As I thought about it, I realized this was, in a way, the same message sent by Jeter, the Yankees, the Mets, and professional sports across the country when play resumed in the weeks after the 2001 attacks. Whether through visits to firehouses and police stations, support of families affected by the attacks, or just through play itself, organized sports and professional athletes re-introduced normalcy into American life. Through the spirit of play and respectful competition, sports re-ignited a collective hope in the future. By giving Americans something to cheer for and ideals to aspire to, athletes and organized sports did, indeed, help the country keep its head up.

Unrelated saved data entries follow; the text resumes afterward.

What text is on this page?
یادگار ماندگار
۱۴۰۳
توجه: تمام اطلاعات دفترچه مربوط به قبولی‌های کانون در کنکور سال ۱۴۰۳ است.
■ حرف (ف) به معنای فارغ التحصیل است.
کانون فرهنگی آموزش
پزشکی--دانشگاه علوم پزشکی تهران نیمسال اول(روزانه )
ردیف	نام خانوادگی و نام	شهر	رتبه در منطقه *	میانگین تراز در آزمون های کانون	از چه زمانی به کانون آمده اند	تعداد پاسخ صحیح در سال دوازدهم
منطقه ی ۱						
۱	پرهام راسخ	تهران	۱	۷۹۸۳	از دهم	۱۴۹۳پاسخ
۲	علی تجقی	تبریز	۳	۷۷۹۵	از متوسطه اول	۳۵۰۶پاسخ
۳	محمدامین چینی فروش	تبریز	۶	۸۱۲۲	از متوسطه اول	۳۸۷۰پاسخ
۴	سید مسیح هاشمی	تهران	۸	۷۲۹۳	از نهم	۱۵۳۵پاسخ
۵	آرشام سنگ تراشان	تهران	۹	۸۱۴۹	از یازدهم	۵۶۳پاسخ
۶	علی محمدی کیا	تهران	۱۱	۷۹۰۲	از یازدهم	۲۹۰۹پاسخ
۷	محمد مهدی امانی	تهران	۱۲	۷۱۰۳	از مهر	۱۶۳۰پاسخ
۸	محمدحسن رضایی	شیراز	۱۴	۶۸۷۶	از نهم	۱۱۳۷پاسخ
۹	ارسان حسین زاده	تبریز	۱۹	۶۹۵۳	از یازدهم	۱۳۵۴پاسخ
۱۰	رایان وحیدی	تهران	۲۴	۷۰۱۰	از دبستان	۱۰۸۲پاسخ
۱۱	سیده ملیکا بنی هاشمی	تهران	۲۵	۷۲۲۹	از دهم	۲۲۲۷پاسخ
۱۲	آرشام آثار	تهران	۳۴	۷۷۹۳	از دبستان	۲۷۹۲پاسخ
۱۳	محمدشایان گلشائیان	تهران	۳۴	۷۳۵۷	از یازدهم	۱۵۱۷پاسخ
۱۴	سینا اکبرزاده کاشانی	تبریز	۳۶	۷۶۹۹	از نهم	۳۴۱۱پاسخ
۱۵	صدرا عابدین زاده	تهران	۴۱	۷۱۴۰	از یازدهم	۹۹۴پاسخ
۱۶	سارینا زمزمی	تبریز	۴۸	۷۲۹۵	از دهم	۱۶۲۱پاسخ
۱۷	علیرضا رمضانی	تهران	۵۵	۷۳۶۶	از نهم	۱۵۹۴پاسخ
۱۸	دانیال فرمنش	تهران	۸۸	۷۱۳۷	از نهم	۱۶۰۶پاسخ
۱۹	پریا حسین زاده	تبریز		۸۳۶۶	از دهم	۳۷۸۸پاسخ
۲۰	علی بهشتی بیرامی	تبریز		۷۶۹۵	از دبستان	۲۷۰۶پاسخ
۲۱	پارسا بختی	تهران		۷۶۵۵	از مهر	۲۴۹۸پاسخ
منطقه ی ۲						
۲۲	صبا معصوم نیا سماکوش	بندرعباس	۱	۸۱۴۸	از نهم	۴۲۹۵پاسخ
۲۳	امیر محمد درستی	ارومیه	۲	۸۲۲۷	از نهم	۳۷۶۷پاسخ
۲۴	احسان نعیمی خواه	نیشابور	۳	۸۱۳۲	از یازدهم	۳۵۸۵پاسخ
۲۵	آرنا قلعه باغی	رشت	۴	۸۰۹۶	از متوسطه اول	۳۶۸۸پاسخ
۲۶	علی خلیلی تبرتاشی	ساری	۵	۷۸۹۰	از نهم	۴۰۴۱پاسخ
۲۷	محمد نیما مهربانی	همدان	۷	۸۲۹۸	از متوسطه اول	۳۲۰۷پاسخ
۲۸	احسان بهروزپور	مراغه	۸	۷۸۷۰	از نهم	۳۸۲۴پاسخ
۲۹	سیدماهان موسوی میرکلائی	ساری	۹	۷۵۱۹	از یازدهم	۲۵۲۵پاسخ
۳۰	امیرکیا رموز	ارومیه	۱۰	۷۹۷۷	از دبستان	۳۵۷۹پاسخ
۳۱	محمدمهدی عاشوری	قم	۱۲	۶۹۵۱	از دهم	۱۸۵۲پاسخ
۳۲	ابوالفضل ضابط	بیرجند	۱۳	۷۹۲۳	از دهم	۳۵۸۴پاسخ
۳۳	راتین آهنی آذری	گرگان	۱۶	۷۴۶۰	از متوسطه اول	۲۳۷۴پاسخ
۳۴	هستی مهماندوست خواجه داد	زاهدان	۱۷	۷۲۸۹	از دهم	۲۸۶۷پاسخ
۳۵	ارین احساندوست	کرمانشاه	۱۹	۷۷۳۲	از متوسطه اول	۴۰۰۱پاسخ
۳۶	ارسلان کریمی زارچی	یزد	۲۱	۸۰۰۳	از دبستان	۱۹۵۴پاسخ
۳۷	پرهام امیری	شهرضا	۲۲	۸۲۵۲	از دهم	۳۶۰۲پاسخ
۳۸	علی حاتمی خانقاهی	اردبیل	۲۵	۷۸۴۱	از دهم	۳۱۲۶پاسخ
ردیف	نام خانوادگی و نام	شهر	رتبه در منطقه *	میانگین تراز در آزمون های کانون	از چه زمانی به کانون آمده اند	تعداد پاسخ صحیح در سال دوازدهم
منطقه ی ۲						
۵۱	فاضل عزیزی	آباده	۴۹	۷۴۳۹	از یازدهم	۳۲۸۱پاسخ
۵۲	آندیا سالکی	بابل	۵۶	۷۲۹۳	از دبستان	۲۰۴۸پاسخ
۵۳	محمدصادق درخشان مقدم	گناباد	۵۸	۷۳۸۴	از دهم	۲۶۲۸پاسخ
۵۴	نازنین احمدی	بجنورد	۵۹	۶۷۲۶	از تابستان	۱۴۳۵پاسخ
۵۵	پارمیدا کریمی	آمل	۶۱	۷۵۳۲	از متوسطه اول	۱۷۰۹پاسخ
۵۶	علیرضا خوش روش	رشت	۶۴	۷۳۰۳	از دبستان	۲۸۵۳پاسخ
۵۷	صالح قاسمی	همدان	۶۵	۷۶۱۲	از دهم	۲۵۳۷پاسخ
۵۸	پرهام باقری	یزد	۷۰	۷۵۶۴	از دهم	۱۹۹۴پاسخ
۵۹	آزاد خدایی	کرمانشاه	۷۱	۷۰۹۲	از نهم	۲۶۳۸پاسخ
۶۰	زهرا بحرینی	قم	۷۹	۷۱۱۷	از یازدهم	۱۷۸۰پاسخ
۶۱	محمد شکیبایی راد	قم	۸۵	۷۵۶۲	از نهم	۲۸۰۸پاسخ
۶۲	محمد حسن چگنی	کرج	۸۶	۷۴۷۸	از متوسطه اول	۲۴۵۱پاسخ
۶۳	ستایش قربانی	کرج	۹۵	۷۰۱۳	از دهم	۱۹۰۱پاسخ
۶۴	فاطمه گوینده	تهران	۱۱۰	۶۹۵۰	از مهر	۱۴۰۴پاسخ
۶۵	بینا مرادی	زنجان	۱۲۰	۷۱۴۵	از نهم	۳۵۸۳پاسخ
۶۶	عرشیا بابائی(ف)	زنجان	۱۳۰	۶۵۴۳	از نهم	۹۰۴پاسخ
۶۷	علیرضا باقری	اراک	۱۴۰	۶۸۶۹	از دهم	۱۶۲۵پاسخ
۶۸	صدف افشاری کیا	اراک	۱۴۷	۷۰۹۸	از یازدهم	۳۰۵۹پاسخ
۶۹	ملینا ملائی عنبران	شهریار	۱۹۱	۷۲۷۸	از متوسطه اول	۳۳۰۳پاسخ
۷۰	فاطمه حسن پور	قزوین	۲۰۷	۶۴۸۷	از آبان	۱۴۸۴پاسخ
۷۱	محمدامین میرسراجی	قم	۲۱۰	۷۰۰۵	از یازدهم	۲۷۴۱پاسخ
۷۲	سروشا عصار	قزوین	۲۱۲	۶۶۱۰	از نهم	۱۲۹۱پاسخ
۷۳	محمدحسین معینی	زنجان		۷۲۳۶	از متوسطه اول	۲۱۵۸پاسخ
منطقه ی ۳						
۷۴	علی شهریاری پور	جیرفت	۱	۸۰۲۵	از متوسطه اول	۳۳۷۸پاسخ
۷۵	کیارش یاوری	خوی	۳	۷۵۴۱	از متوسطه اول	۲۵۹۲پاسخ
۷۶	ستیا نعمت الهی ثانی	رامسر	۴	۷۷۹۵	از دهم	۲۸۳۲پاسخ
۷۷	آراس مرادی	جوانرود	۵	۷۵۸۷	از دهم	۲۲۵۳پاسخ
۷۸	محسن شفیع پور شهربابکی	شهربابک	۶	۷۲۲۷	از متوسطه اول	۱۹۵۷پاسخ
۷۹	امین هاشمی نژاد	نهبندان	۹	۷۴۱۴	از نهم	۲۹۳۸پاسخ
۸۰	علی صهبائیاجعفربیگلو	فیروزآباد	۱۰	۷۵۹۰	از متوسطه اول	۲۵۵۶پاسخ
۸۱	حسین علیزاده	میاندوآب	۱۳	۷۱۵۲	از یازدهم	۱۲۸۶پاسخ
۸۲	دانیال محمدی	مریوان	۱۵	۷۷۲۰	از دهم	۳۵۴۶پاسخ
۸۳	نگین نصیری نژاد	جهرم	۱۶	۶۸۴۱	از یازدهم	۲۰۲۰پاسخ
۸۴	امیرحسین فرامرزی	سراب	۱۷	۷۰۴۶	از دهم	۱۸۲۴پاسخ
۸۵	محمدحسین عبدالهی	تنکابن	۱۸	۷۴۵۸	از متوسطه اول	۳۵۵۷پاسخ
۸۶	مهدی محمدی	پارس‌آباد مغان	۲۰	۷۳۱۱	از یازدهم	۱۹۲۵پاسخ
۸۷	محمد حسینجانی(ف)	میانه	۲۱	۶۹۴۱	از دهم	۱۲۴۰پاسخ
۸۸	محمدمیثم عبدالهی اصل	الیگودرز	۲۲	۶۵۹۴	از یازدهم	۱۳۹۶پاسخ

As one of our core pillars in the Institute for Sport, Spirituality and Character Development, we recognize that “play lightens us up, opens the imagination and invigorates the soul. True play promotes freedom, creativity and joy.” Play also reminds us of, and promotes, both physical and spiritual freedom. In the wake of the September 11 attacks, we could easily rally around our value of freedom but had a difficult time rising from the sadness of loss; sports helped us do that. Play helped the country recover and, in all its forms, promotes creativity, expression, and joy.

This is the great – and unbreakable – power of play. The joy that can come from play is not just powerful, but all-consuming in the moments it is spontaneously produced. In New York and around the country, home runs and stolen bases were the unexpected moments that could temporarily focus Americans’ minds to a bliss, however fleeting, they had not experienced in days or weeks.

“The last thing I thought I would feel after September 11 was joy,” said Greg Manning, whose wife, Laura, survived the World Trade Center attacks but was burned over 80% of her body. “But there were the Yankees… it was an outlet for every ounce of happiness you could muster.”

Though all were not as personally impacted as Greg and Laura, baseball and sports at large continued to produce moments of escape from the harsh realities of the previous days. The joy offered by sports – from beautiful plays to spontaneous celebrations – lifted spirits and pointed American minds to hope.

“There was something about baseball, which is the American sport…that had a wonderful impact on the morale of the people of the city,” said Rudy Giuliani. “It’s exactly what they needed to get their eyes up off the ground, looking into the future.”